Em San Telmo, o Bar Británico também passou por dificuldades. Inaugurado em 1960, e com a particularidade de permanecer aberto 24h por dia, também teve de fechar em 2006. Mas seu drama foi mais curto. Adquirido por novos donos, reabriu exatamente como era antes.
Para Abós, o fechamento do Richmond vai na contramão do impulso turístico.

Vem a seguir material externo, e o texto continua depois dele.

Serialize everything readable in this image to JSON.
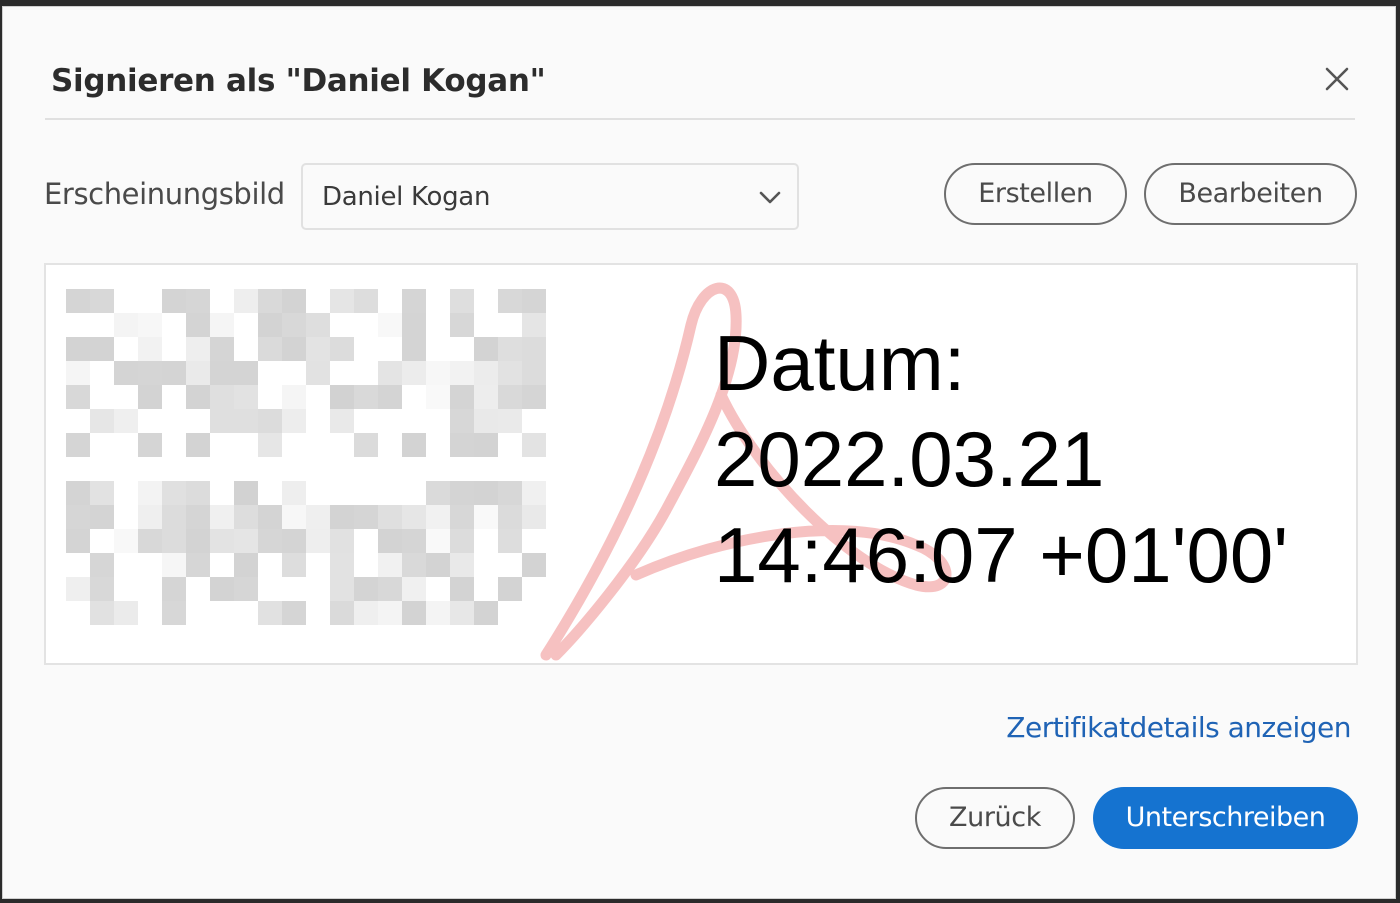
{
  "dialog": {
    "title": "Signieren als \"Daniel Kogan\"",
    "close_icon": "close-icon"
  },
  "appearance": {
    "label": "Erscheinungsbild",
    "selected": "Daniel Kogan",
    "chevron_icon": "chevron-down-icon",
    "create_label": "Erstellen",
    "edit_label": "Bearbeiten"
  },
  "preview": {
    "date_label": "Datum:",
    "date_value": "2022.03.21",
    "time_value": "14:46:07 +01'00'",
    "watermark": "adobe-acrobat-logo-watermark",
    "signature_name_pixelated": "Daniel Kogan"
  },
  "footer": {
    "cert_link": "Zertifikatdetails anzeigen",
    "back_label": "Zurück",
    "sign_label": "Unterschreiben"
  },
  "colors": {
    "accent": "#1573d0",
    "link": "#1f63b5",
    "watermark": "#f4b6b6"
  }
}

"O governo tem obrigação de tentar preservar o café, articulando interesses privados e públicos", diz. Frequentador do Richmond desde 1958, o aposentado Juan Carlo Higues, 72, lamenta a perda de mais um lugar de "diálogo", como definiu o café onde jogava bilhar.

Por dentro do Richmond

Endereço: Calle Florida, 458; fundação: 1917; visitantes: escritores ilustres, como Jorge Luis Borges, Oliverio Girondo e Leopoldo Marechal; cenário: em seu salão foram filmadas cenas de "A História Oficial", de Luis Puenzo (1985), que foi vencedor do Oscar de melhor filme estrangeiro; decoração: de estilo inglês, tem cadeiras Chesterfield, sofás de couro, colunas de mármore italiano e luminárias holandesas; ambientes: no primeiro, ficava a confeitaria, no segundo, o restaurante, no terceiro, embaixo, o salão de bilhar; confeitaria: servia café, chá e lanches. O prato típico era a torta Richmond, com biscoito de chocolate, chantili e morango.